There are freedoms and challenges in life that are unique to creative people. Aside from navigating the basic human roller coaster, a life in art can involve extra fun ranging from the financial, to volatile family dynamics, the vagaries of fickle muses, and sustaining the balance between self-confidence and ego -- whether in the face of adversity or great success. Now a new documentary shows audiences the peaks and valleys behind the curtain of the creative life, from the point of view of some of the most popular independent artists in the world.
For the last two years, renowned portrait photographer Allan Amato has been traveling the world, applying the artistic vision and taste for ambitious storytelling familiar in his own celebrity and editorial work to instead depicting fine artists from all over the map -- geographically and stylistically. Having captured the artists' likenesses, Amato then turns the tables, asking them to in turn reinterpret themselves by modifying his portraits of them. The results are vivacious, emotional, eclectic, and profound -- and thankfully, will be collected in a giant book from Baby Tattoo Publishing this November, along with a gallery show at La Luz de Jesus opening December 5th.
Temple of Art is the film documenting this elaborate and inventive process, which now involves some 52 artists, and will be Executive Produced by John Schnepp of Metalocalypse and The Venture Bros along with author Neil Gaiman and Amanda Palmer of The Dresden Dolls. Will be, that is, if we all chip in on Kickstarter. Though it seems like the kind of thing that Amato will see through to the end no matter what, I'm sure he could use some help paying for it. Go do that right now.

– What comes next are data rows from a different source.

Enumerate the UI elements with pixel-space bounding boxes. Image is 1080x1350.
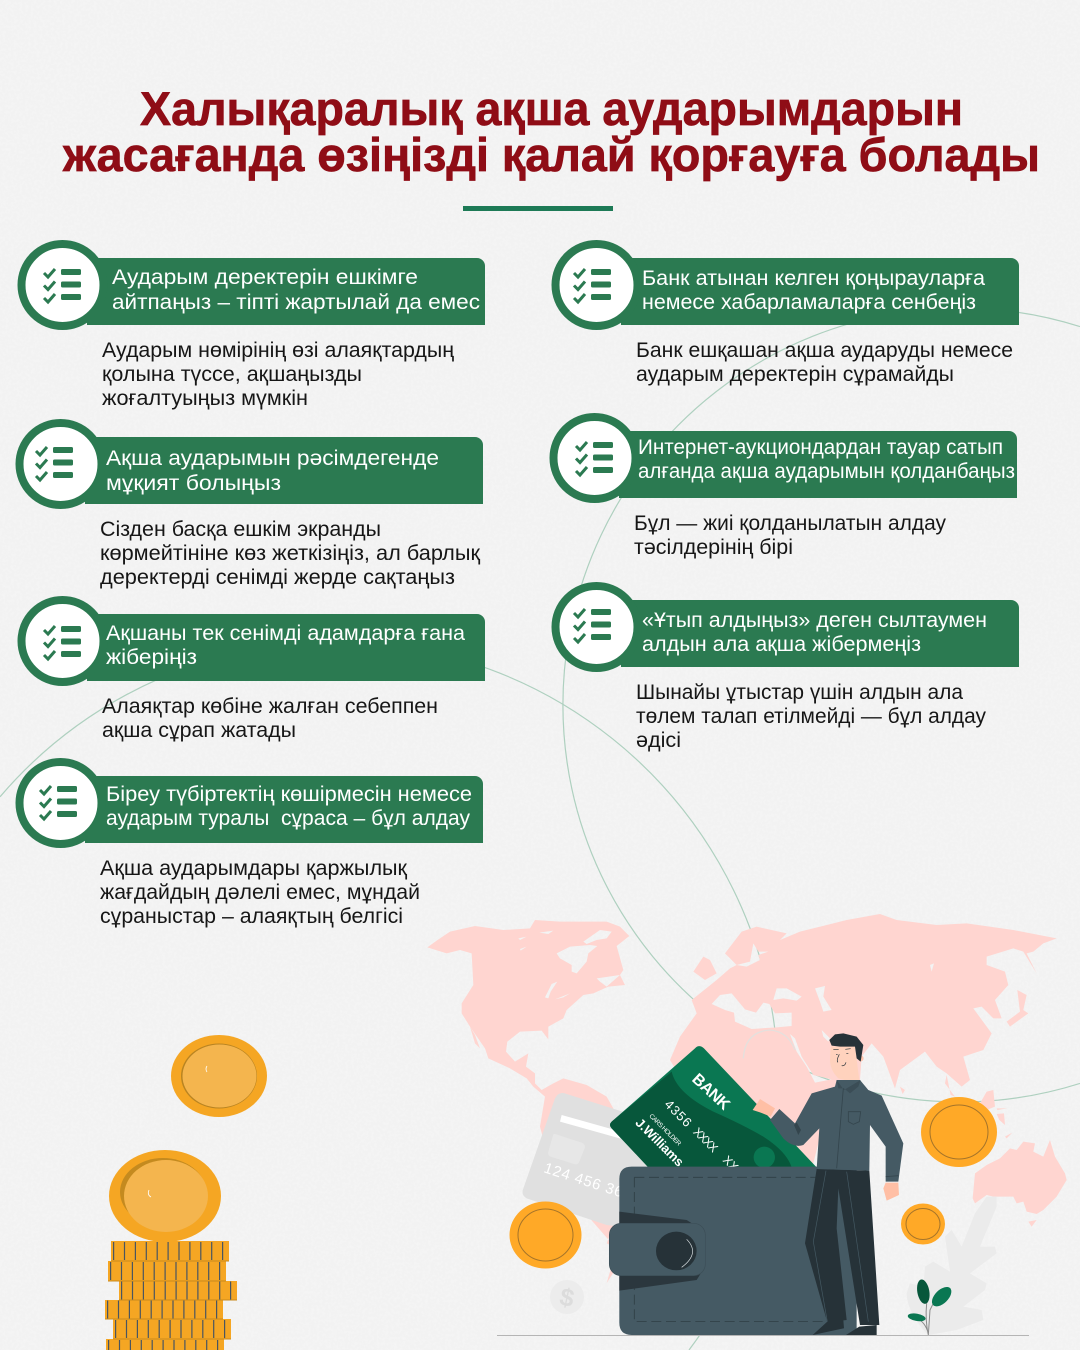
body text: аударым деректерін сұрамайды — [636, 363, 954, 386]
heading bar — [621, 258, 1019, 325]
heading bar — [87, 614, 485, 681]
plant leaves — [907, 1278, 955, 1335]
body text — [634, 512, 946, 559]
falling coin, lower — [109, 1150, 221, 1242]
heading text — [642, 267, 985, 314]
title: жасағанда өзіңізді қалай қорғауға болады — [62, 128, 1040, 181]
item 3 — [22, 600, 485, 742]
body text: Ақша аударымдары қаржылық — [100, 857, 408, 880]
body text — [102, 339, 454, 410]
map: islands of Europe and Japan — [693, 957, 1028, 1097]
heading text — [106, 447, 439, 495]
man: trousers — [805, 1169, 879, 1325]
icon: checklist — [22, 600, 104, 682]
heading text: айтпаңыз – тіпті жартылай да емес — [112, 291, 480, 314]
body text — [100, 518, 481, 589]
body text: деректерді сенімді жерде сақтаңыз — [100, 566, 455, 589]
heading text — [638, 436, 1015, 483]
green bank card: 4356 — [662, 1097, 695, 1130]
heading text: немесе хабарламаларға сенбеңіз — [642, 291, 976, 314]
dollar coin: $ — [557, 1283, 577, 1313]
coin stack — [105, 1241, 237, 1350]
heading text: алдын ала ақша жібермеңіз — [642, 633, 921, 656]
green bank card: BANK — [688, 1071, 733, 1114]
icon: checklist — [20, 762, 102, 844]
green bank card: J.Williams — [633, 1115, 687, 1169]
body text: Сізден басқа ешкім экранды — [100, 518, 381, 541]
item 4 — [20, 762, 483, 928]
heading text — [106, 622, 465, 669]
icon: checklist — [556, 244, 638, 326]
man: hands — [753, 1099, 899, 1201]
body text — [102, 695, 438, 742]
body text — [636, 681, 986, 752]
wallet — [609, 1167, 857, 1335]
heading bar — [87, 258, 485, 325]
grey card — [523, 1093, 650, 1227]
heading text: мұқият болыңыз — [106, 472, 281, 495]
icon: checklist — [554, 417, 636, 499]
body text: қолына түссе, ақшаңызды — [102, 363, 362, 386]
body text — [100, 857, 420, 928]
body text: төлем талап етілмейді — бұл алдау — [636, 705, 986, 728]
body text: ақша сұрап жатады — [102, 719, 296, 742]
item 5 — [556, 244, 1019, 386]
heading bar — [621, 600, 1019, 667]
heading bar — [85, 437, 483, 504]
body text — [636, 339, 1013, 386]
green bank card — [610, 1046, 817, 1174]
body text: Банк ешқашан ақша аударуды немесе — [636, 339, 1013, 362]
body text: әдісі — [636, 729, 681, 752]
body text: Шынайы ұтыстар үшін алдын ала — [636, 681, 963, 704]
heading text: аударым туралы сұраса – бұл алдау — [106, 807, 470, 830]
green bank card: CARS HOLDER — [648, 1113, 682, 1148]
title — [62, 82, 1040, 181]
ground line — [497, 1335, 1029, 1336]
man: shoes — [813, 1320, 877, 1335]
grey card: 124 456 36 — [542, 1160, 625, 1201]
green bank card: XX — [720, 1153, 741, 1174]
heading text: Ақша аударымын рәсімдегенде — [106, 447, 439, 470]
green bank card: XXXX — [690, 1125, 721, 1155]
map: Americas — [427, 920, 633, 1283]
body text: сұраныстар – алаяқтың белгісі — [100, 905, 403, 928]
coin, right large — [921, 1097, 997, 1167]
pale plant — [907, 1197, 997, 1335]
man: shirt — [770, 1080, 903, 1182]
man — [753, 1033, 903, 1335]
heading text: алғанда ақша аударымын қолданбаңыз — [638, 460, 1015, 483]
heading text: жіберіңіз — [106, 646, 197, 669]
title underline — [463, 206, 613, 211]
heading text: Ақшаны тек сенімді адамдарға ғана — [106, 622, 465, 645]
icon: checklist — [556, 586, 638, 668]
heading text: Интернет-аукциондардан тауар сатып — [638, 436, 1003, 459]
body text: жағдайдың дәлелі емес, мұндай — [100, 881, 420, 904]
item 6 — [554, 417, 1017, 559]
heading text — [642, 609, 987, 656]
coin, left — [510, 1202, 582, 1268]
item 2 — [20, 423, 483, 589]
body text: Алаяқтар көбіне жалған себеппен — [102, 695, 438, 718]
body text: тәсілдерінің бірі — [634, 536, 793, 559]
item 1 — [22, 244, 485, 410]
body text: Аударым нөмірінің өзі алаяқтардың — [102, 339, 454, 362]
heading text: Банк атынан келген қоңырауларға — [642, 267, 985, 290]
heading text: Біреу түбіртектің көшірмесін немесе — [106, 783, 472, 806]
title: Халықаралық ақша аударымдарын — [140, 82, 963, 135]
falling coin, upper — [171, 1035, 267, 1117]
heading text: Аударым деректерін ешкімге — [112, 266, 418, 289]
map: Eurasia and Africa — [670, 914, 1057, 1210]
body text: жоғалтуыңыз мүмкін — [102, 387, 308, 410]
coin, small — [901, 1204, 945, 1244]
man: head — [830, 1047, 859, 1081]
heading text: «Ұтып алдыңыз» деген сылтаумен — [642, 609, 987, 632]
world map — [427, 914, 1067, 1283]
dollar coin — [550, 1280, 584, 1314]
heading text — [106, 783, 472, 830]
heading bar — [85, 776, 483, 843]
body text: Бұл — жиі қолданылатын алдау — [634, 512, 946, 535]
item 7 — [556, 586, 1019, 752]
decorative arcs — [0, 308, 1080, 1350]
pale arc over map — [743, 1030, 795, 1058]
heading text — [112, 266, 480, 314]
icon: checklist — [20, 423, 102, 505]
icon: checklist — [22, 244, 104, 326]
heading bar — [619, 431, 1017, 498]
body text: көрмейтініне көз жеткізіңіз, ал барлық — [100, 542, 481, 565]
map: Australia and Indonesia — [973, 1090, 1067, 1227]
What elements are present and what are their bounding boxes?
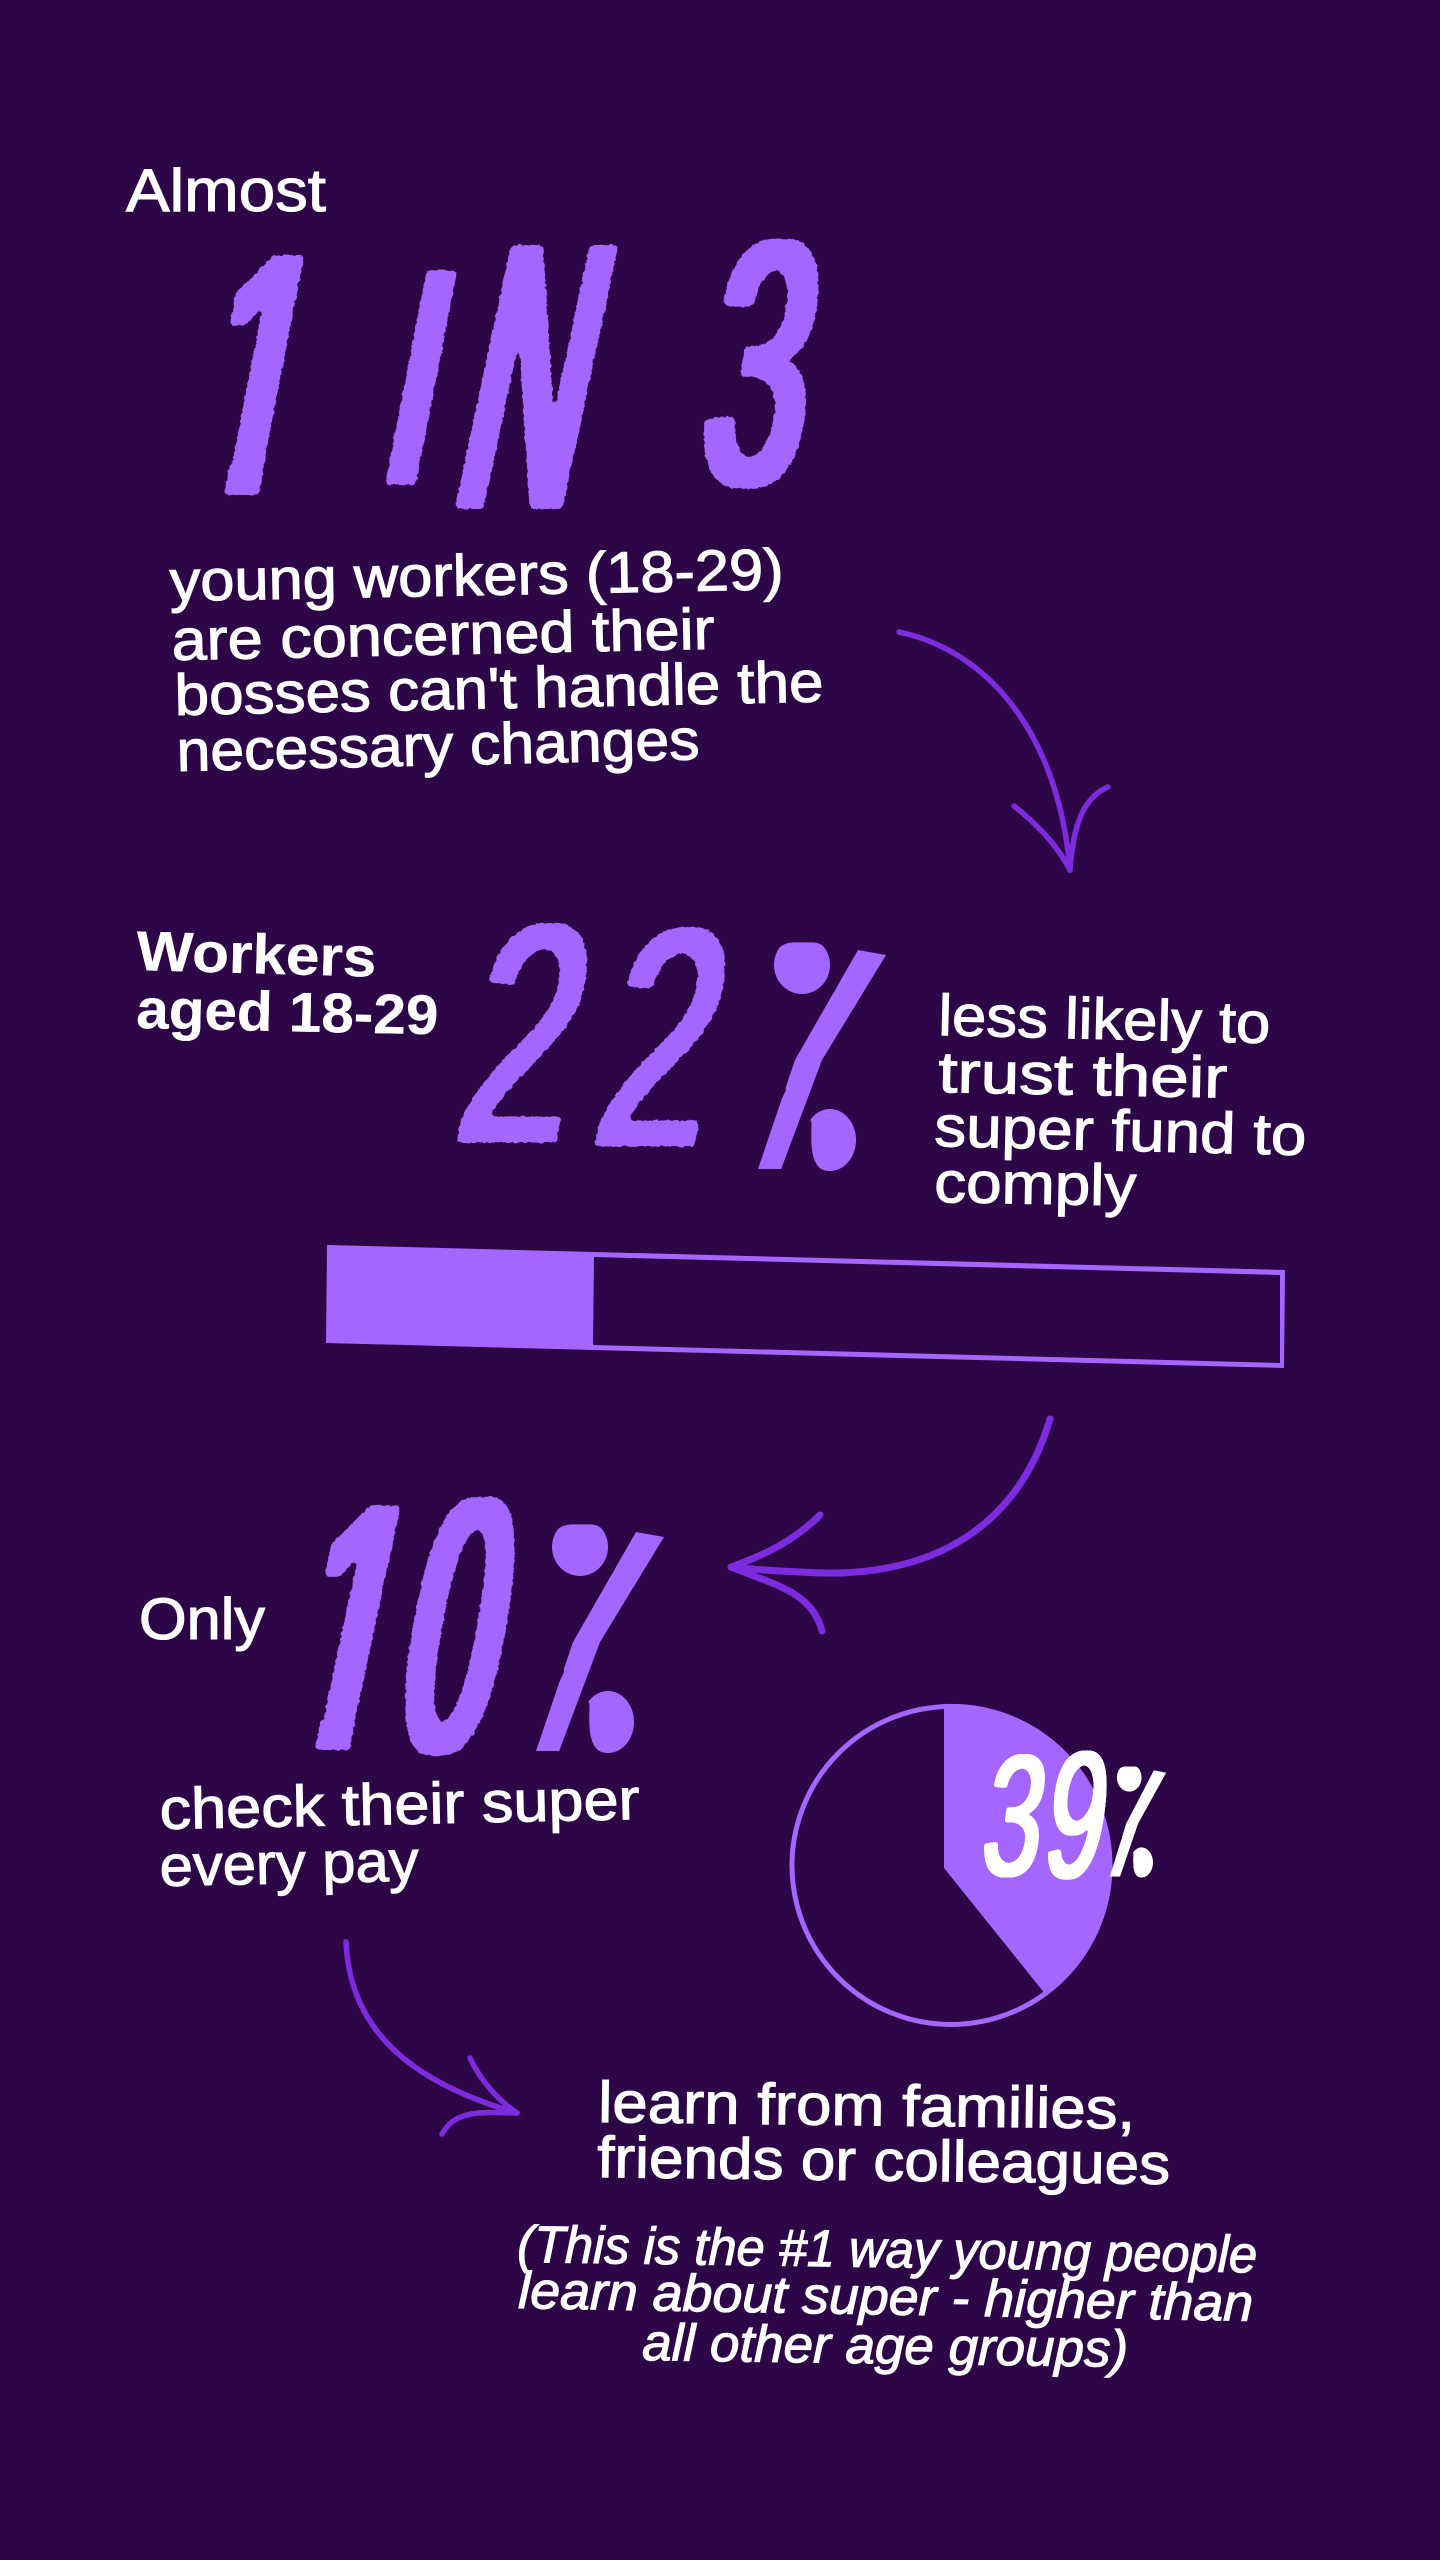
text block: young workers concern: are concerned their [171,597,715,673]
text: Only: Only [139,1587,265,1652]
big number: 10%: 0 [378,1425,541,1827]
text block: young workers concern: young workers (18-29) [169,537,784,614]
arrow: left to 10 percent [731,1419,1050,1631]
text block: less likely to trust: super fund to [934,1094,1307,1168]
text block: learn from families: learn from families, [598,2070,1136,2142]
text block: less likely to trust: comply [934,1150,1137,1219]
text block: young workers concern: necessary changes [176,707,700,784]
headline number: 1 IN 3 [224,238,819,510]
text block: learn from families [597,2070,1171,2197]
headline number: 1 IN 3: I [364,208,478,549]
text: Workers aged 18-29: aged 18-29 [136,977,439,1046]
italic note: number one way young people learn: (This is the #1 way young people [517,2216,1258,2284]
text: Workers aged 18-29: Workers [136,919,377,989]
text: Workers aged 18-29 [136,919,439,1046]
text block: check their super every pay [159,1767,640,1899]
big number: 22%: % [721,878,922,1235]
text block: young workers concern [169,537,824,784]
italic note: number one way young people learn: all other age groups) [642,2314,1129,2379]
big number: 10%: % [499,1460,700,1817]
pie label: 39% [984,1750,1166,1880]
text block: check their super every pay: every pay [159,1829,419,1899]
big number: 22% [457,922,886,1171]
pie chart: 39 percent [792,1704,1182,2024]
pie label: 39%: 9 [1035,1716,1121,1916]
big number: 10% [315,1496,664,1757]
italic note: number one way young people learn [517,2216,1258,2379]
headline number: 1 IN 3: N [432,166,641,588]
progress bar: 22 percent filled [326,1245,1285,1368]
big number: 22%: 2 [576,866,754,1212]
headline number: 1 IN 3: 1 [172,182,352,566]
text block: young workers concern: bosses can't handle the [174,649,824,728]
arrow: down to learn from families [346,1942,517,2134]
pie label: 39%: 3 [973,1720,1058,1912]
headline number: 1 IN 3: 3 [685,170,840,558]
italic note: number one way young people learn: learn about super - higher than [518,2262,1254,2333]
text: Almost: Almost [126,157,326,224]
text block: less likely to trust: trust their [938,1040,1228,1111]
text block: less likely to trust: less likely to [938,983,1271,1056]
text block: less likely to trust [934,983,1307,1219]
arrow: down to 22 percent [899,632,1108,870]
pie label: 39%: % [1094,1735,1182,1909]
text block: learn from families: friends or colleagues [597,2125,1171,2197]
big number: 22%: 2 [438,862,616,1208]
text block: check their super every pay: check their super [159,1767,640,1842]
big number: 10%: 1 [261,1432,450,1823]
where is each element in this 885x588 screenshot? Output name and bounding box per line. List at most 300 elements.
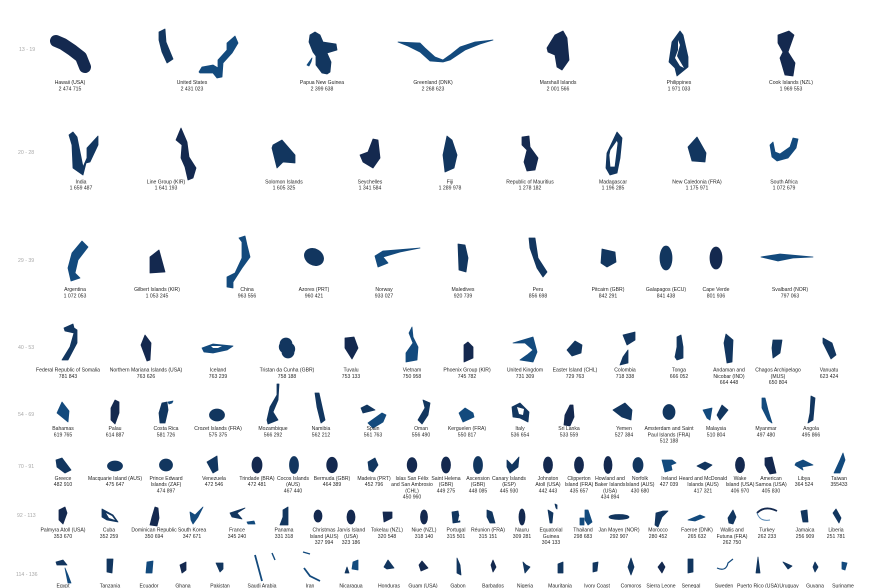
country: Yemen: Yemen (616, 426, 632, 432)
country: Morocco (648, 511, 668, 540)
row: 54 - 69 (18, 384, 820, 445)
country: Chagos Archipelago (755, 340, 801, 386)
country: Iran (303, 552, 320, 588)
country: Turkey: 262 233 (758, 534, 776, 540)
country: Pitcairn: 842 291 (599, 293, 617, 299)
country: South Korea (178, 507, 206, 540)
country: Heard and McDonald Islands: Heard and McDonald (679, 476, 727, 482)
country: Heard and McDonald Islands: 417 321 (694, 488, 712, 494)
country: Ireland (660, 460, 678, 488)
country: United States: 2 431 023 (181, 86, 203, 92)
country: Fiji (439, 136, 461, 192)
country: Galapagos: Galapagos (ECU) (646, 287, 686, 293)
country: Johnston Atoll: Atoll (USA) (535, 482, 561, 488)
country: Palmyra Atoll: 353 670 (54, 534, 72, 540)
country: Dominican Republic: 350 694 (145, 534, 163, 540)
country: Clipperton Island: Island (FRA) (565, 482, 594, 488)
country: India: India (75, 180, 87, 186)
country: Palau (106, 400, 124, 438)
country: South Korea: South Korea (178, 528, 206, 534)
country: Greece: Greece (55, 476, 71, 482)
country: Wallis and Futuna: 262 750 (723, 540, 741, 546)
country: Saint Helena: 449 275 (437, 488, 455, 494)
country: Crozet Islands: Crozet Islands (FRA) (194, 426, 242, 432)
country: Republic of Mauritius: 1 278 182 (519, 186, 541, 192)
country: Libya: Libya (798, 476, 810, 482)
country: Tokelau (371, 512, 403, 540)
country: Nauru: 309 281 (513, 534, 531, 540)
country: Oman: 556 490 (412, 432, 430, 438)
country: Réunion: Réunion (FRA) (471, 528, 505, 534)
country: Solomon Islands: 1 605 325 (273, 186, 295, 192)
country: Cocos Islands: Cocos Islands (277, 476, 309, 482)
country: Greece: 482 910 (54, 482, 72, 488)
country: American Samoa: American (760, 476, 782, 482)
country: France: 345 240 (228, 534, 246, 540)
country: France (228, 508, 255, 540)
country: Tristan da Cunha (260, 338, 315, 380)
country: Peru: 856 698 (529, 293, 547, 299)
country: Azores: Azores (PRT) (299, 287, 329, 293)
country: Azores: 960 421 (305, 293, 323, 299)
country: Iceland: Iceland (210, 368, 226, 374)
country: Tonga: 666 052 (670, 374, 688, 380)
country: Oman: Oman (414, 426, 428, 432)
country: Sri Lanka (558, 405, 580, 438)
country: Northern Mariana Islands: Northern Mariana Islands (USA) (110, 368, 182, 374)
country: Ascension: (GBR) (471, 482, 486, 488)
row: 13 - 19 (19, 29, 813, 92)
country: Equatorial Guinea (540, 504, 562, 546)
country: Cape Verde (703, 247, 730, 299)
country: Vanuatu (820, 338, 838, 380)
country: Madeira (357, 458, 391, 488)
country: Argentina: Argentina (64, 287, 86, 293)
country: New Caledonia (672, 137, 722, 192)
country: Philippines: Philippines (667, 80, 691, 86)
country: Niue: Niue (NZL) (412, 528, 436, 534)
country: Christmas Island: 327 994 (315, 540, 333, 546)
country: Prince Edward Islands: Islands (ZAF) (151, 482, 182, 488)
country: Réunion (471, 510, 505, 540)
country: Libya (795, 460, 813, 488)
country: Ivory Coast (584, 562, 610, 588)
country: Sri Lanka: 533 559 (560, 432, 578, 438)
country: Svalbard: 797 063 (781, 293, 799, 299)
country: China (227, 236, 256, 299)
country: Mozambique: 566 292 (264, 432, 282, 438)
country: Saudi Arabia (248, 553, 277, 588)
country: Portugal: Portugal (447, 528, 465, 534)
country: Cuba (100, 509, 118, 540)
country: Saint Helena (431, 457, 461, 494)
country: Andaman and Nicobar: 664 448 (720, 380, 738, 386)
country: Trindade: Trindade (BRA) (239, 476, 275, 482)
country: Bahamas: 619 765 (54, 432, 72, 438)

There was a packed panel discussion at Comic-Con featuring Jason Shawn Alexander, Dave McKean, Kent Williams, David Mack, Bill Sienkiewicz, Grant Morrison, Stephanie Inagaki, Barron Storey, and Ryan Graff and hosted by producer John Shnepp. The artists had a lively discussion recounting early experiences that shaped how they became involved in art and how they approach creativity -- and all of their experiences have been surprisingly (or perhaps not surprisingly) different. Stephanie Inagaki, for instance, had parents very encouraging of her creative pursuits and couldn't imagine not doing art, while Bill Sienkiewicz's father wanted him to be an electrician. Jason Shawn Alexander admits his father drew a lot and it became a bonding point between them -- a basis for their connection. Grant Morrison's creativity, ironically, was born of a kind of utilitarian need: since his parents could not afford the family any luxuries, Grant had to learn to make his own toys. All of the artists had fascinating experiences, and what informs, inspires, and motivates them. And how they've hacked a life that is both sustained and intensified by making art. If it was any indication of what we can expect from the film, it's going to be phenomenal.
Following is a list of the artists participating. I was thrilled to see such a wide scope that included brand new (to me at least!) talents alongside folks I know and love -- and even some I'd written about over the years: Barron Storey, Bill Sienkiewicz, Brian Thies, Christian Shillito, Christine Wu, Coop, Dadushin, Dan Quintana, Danni Shinya, Dave McKean, Dave Stoupakis, David Mack, Dongyun Lee, Dorian Iten, Gail Potocki, Greg Ruth, Hueman, Jasmine Worth, Jason Shawn Alexander, JAW Cooper, Jenna Gibson, Jensine Eckwall, Jim Mahfood, John Malloy, Jon Burgerman, Junko Mizuno, Justin Volz, Karen Hsiao, Kellesimone Waits, Ken Garduno, Kent Williams, Kozyndan, Kurt Huggins, Kyle Stecker, Marc Scheff, Matthew Bone, Matthew Levin, Nicole Maloof, Ping Zhu, Rebecca Guay, Roman Dirge, Rovina Cai, Satine Phoenix, Scott Fischer, Shaun Berke, Soey Milk, Stephanie Inagaki, Teresa Fischer, Vincent Castiglia, You Jung Byun, Zak Smith, and Zelda Devon.